Vietnam also suppresses memories of the war. On Feb. 17, the Vietnamese government deployed aerobic dancers to break up anti-Chinese protests in the capital city of Hanoi, while on Feb. 12 U.S. outlet Voice of America quoted an anonymous senior Vietnamese editor as saying the country’s watchdog issued "confidential instructions" to restrict coverage of the 35th anniversary of the war. China and Vietnam normalized relations in 1991 after the collapse of the USSR — Communist Vietnam’s longtime patron — and Vietnam’s withdrawal from Cambodia. Bilateral trade and economic cooperation have boomed since then, though tensions have risen recently because of territorial disputes over the Paracel and Spratly Islands in the South China Sea.
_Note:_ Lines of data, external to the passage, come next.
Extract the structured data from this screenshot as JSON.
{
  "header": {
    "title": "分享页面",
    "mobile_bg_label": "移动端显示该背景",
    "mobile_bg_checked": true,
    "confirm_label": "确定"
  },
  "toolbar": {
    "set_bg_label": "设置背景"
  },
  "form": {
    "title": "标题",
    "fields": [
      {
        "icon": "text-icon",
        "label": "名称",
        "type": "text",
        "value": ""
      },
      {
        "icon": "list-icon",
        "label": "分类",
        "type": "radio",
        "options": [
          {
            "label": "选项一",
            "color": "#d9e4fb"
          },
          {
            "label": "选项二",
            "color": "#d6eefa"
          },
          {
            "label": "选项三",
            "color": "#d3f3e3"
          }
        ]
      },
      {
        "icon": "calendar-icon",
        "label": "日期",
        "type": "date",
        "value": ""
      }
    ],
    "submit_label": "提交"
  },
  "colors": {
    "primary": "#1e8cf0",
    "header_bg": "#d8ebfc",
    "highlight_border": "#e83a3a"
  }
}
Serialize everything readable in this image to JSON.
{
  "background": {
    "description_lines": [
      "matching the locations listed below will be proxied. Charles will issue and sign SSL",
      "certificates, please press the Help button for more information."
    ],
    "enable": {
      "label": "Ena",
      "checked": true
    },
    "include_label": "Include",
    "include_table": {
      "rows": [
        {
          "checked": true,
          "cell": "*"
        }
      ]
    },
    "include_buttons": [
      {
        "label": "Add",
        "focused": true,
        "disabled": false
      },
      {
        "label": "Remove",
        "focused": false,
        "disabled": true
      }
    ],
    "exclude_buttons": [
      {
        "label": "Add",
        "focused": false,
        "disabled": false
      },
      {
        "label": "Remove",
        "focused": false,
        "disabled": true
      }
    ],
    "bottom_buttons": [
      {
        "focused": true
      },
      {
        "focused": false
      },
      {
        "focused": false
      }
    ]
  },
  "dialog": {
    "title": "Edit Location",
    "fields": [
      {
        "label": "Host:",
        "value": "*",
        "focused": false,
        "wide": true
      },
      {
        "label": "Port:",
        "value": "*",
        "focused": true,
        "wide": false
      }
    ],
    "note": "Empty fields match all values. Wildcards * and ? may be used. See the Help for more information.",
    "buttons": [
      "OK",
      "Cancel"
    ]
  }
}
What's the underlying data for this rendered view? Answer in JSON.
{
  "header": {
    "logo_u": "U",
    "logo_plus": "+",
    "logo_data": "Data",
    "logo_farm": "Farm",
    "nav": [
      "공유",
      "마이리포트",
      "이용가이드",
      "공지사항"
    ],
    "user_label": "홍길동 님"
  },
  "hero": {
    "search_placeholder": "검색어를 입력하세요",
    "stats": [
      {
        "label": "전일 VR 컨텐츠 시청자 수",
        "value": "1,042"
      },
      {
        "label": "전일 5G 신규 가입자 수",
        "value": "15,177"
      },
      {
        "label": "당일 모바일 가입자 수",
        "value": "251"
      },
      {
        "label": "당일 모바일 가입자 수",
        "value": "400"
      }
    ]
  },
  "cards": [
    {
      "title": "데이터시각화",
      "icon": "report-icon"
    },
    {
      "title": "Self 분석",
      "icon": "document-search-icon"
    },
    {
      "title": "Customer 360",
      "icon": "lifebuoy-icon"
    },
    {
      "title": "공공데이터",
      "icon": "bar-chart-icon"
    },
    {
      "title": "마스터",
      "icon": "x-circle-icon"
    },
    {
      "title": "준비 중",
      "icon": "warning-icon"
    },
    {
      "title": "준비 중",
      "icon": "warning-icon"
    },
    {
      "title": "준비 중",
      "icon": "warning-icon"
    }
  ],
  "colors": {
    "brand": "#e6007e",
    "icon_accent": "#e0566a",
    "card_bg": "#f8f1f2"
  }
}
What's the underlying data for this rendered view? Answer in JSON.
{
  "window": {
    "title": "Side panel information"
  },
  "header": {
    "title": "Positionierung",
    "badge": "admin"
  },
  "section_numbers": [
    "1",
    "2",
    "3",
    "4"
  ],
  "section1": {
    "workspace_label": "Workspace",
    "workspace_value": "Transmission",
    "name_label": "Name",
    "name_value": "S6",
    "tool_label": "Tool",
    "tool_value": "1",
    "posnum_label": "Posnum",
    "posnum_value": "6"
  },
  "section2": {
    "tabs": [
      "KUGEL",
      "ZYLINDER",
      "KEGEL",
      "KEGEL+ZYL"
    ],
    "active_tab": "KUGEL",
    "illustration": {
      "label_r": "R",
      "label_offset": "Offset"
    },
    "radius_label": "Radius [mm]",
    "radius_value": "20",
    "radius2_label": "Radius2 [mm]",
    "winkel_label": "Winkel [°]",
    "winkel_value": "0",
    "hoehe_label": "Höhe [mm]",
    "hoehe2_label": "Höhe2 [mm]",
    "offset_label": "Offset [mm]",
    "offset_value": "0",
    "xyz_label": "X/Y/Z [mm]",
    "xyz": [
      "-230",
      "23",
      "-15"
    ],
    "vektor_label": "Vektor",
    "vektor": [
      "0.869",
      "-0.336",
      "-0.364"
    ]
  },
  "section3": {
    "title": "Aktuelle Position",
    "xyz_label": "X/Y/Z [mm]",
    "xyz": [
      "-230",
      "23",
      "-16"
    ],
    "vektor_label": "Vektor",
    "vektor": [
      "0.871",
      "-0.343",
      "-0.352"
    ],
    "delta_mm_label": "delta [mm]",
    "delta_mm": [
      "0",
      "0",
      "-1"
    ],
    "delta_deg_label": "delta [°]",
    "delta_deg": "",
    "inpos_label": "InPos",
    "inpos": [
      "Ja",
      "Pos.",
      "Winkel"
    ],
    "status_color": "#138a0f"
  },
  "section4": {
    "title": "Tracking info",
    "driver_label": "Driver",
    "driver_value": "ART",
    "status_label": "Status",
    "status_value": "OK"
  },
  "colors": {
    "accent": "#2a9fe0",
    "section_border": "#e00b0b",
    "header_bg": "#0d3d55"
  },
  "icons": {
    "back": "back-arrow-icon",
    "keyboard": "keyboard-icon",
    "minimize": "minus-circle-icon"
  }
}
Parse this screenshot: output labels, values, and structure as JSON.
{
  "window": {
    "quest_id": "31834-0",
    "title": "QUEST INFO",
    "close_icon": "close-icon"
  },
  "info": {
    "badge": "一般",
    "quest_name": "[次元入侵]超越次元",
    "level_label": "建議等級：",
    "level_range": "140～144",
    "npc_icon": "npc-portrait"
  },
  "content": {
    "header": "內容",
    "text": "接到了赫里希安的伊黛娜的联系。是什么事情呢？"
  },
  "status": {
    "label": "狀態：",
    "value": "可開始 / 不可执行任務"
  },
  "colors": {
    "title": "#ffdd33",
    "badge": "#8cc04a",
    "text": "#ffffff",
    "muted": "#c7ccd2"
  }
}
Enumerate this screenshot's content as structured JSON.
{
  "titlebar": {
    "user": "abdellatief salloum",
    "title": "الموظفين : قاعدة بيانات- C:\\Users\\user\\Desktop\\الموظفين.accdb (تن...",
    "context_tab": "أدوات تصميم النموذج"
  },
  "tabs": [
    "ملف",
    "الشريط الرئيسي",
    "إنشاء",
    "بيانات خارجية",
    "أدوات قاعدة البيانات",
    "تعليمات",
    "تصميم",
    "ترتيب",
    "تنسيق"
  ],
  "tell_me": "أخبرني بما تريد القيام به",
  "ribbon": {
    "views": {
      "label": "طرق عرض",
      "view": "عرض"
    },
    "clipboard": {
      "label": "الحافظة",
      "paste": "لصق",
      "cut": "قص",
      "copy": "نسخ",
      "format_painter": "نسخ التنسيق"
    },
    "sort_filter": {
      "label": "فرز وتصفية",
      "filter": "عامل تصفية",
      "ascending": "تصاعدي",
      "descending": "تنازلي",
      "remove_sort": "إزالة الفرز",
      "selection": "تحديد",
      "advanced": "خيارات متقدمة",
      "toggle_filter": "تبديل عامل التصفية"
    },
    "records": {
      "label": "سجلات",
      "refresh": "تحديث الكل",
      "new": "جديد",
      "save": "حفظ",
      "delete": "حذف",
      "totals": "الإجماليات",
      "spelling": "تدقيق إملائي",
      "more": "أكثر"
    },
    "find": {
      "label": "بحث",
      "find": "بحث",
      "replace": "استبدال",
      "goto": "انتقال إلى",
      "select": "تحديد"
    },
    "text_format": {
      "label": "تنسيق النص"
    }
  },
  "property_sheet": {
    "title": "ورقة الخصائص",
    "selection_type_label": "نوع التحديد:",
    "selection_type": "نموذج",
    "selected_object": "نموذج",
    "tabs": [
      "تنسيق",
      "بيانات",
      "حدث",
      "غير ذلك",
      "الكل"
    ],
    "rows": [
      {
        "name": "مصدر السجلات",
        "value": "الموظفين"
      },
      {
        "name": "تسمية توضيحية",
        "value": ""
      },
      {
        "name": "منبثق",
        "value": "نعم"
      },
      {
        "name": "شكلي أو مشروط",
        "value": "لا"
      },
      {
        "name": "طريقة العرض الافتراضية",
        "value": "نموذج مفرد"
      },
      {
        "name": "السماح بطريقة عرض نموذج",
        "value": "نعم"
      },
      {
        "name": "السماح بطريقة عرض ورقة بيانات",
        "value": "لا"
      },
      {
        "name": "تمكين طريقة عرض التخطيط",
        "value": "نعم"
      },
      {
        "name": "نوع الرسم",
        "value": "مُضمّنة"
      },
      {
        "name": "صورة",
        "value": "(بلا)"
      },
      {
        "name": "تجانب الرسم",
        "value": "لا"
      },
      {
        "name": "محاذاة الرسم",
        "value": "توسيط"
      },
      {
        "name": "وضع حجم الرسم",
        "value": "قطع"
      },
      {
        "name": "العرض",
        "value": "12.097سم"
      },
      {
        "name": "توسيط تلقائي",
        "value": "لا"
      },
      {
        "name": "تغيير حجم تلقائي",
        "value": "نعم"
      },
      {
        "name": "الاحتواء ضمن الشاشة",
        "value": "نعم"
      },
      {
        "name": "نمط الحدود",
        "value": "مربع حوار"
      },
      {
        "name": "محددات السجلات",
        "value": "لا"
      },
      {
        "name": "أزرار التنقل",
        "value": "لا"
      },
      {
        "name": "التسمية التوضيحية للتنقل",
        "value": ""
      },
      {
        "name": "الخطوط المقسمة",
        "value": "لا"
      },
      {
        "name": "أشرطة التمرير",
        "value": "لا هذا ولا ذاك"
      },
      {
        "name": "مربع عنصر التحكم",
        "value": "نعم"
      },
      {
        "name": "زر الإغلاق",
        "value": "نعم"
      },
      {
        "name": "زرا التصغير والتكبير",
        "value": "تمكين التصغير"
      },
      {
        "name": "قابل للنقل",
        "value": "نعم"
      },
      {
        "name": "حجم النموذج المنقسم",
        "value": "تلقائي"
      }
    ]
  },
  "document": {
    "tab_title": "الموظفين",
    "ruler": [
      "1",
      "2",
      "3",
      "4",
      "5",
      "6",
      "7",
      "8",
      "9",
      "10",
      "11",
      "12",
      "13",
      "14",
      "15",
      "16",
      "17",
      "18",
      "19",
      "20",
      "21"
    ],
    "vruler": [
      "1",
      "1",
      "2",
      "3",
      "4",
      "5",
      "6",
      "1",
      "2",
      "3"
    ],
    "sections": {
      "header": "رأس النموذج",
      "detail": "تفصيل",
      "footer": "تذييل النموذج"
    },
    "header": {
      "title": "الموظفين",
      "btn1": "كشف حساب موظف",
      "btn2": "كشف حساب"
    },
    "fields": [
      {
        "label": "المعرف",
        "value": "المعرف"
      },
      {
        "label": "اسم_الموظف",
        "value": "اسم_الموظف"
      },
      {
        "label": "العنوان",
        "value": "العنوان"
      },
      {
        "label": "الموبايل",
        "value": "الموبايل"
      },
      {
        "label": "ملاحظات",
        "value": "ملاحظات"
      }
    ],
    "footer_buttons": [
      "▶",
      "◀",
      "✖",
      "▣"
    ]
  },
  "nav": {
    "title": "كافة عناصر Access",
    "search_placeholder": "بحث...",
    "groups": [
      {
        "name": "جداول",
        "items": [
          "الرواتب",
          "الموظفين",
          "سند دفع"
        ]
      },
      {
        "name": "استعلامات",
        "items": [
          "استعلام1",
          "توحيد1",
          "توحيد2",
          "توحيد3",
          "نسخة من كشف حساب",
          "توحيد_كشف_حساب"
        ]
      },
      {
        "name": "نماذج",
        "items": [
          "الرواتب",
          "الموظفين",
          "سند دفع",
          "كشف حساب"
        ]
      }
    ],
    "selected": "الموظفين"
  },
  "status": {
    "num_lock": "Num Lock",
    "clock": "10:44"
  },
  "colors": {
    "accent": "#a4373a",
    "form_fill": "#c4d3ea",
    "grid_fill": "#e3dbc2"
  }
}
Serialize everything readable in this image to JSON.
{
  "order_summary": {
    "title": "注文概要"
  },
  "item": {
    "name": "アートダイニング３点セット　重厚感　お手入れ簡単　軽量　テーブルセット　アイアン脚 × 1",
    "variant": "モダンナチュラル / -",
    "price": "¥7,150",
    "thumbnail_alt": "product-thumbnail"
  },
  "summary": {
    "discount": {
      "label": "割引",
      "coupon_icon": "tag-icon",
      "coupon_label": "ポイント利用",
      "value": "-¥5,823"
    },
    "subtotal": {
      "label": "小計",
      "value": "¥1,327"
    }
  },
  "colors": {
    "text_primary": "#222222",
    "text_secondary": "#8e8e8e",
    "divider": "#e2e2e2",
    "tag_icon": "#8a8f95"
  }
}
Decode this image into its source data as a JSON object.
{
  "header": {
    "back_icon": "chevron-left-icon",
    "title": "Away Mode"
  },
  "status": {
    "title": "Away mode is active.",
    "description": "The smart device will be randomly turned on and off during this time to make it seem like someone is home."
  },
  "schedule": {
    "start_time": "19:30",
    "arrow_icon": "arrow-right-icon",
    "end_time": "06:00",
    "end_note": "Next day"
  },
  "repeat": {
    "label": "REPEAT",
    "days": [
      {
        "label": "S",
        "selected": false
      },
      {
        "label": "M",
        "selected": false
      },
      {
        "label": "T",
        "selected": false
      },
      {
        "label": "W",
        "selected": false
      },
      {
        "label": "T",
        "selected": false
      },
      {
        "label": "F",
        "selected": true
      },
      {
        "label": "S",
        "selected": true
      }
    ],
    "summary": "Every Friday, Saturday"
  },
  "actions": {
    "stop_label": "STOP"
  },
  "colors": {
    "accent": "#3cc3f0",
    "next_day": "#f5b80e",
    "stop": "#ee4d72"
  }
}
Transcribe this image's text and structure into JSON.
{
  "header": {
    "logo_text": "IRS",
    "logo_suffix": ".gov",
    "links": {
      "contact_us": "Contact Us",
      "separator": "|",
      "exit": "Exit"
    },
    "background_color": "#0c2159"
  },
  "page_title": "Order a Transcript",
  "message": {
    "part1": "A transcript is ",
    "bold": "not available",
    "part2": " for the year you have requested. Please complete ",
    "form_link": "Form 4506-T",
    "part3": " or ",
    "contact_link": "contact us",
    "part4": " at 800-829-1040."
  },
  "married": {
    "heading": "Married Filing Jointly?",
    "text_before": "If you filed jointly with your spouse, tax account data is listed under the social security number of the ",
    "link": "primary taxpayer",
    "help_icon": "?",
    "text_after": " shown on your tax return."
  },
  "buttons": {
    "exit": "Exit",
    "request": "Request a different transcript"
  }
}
Many Chinese media outlets covered the anti-Chinese protests in Vietnam, but not that of Chinese Vietnam war veterans agitating for compensation. On Feb. 13, one Weibo user posted photos of a group of veterans holding up flags in Foshan, a large city in southern Guangdong province, wrote that police had kept close watch on participants, which he claimed numbered more than 1,600. According to a blog post written by a self-identified Beijing reporter and posted on Sina, a few dozen veterans gathered in front of a government building in central Hunan province on Feb. 17, complaining that they had been "abandoned" and shortchanged in veterans benefits. The blog post also shows a banner, with sadly ironic text. "The martyrs who gave their life defending their sacred territory," it reads, "will never be forgotten."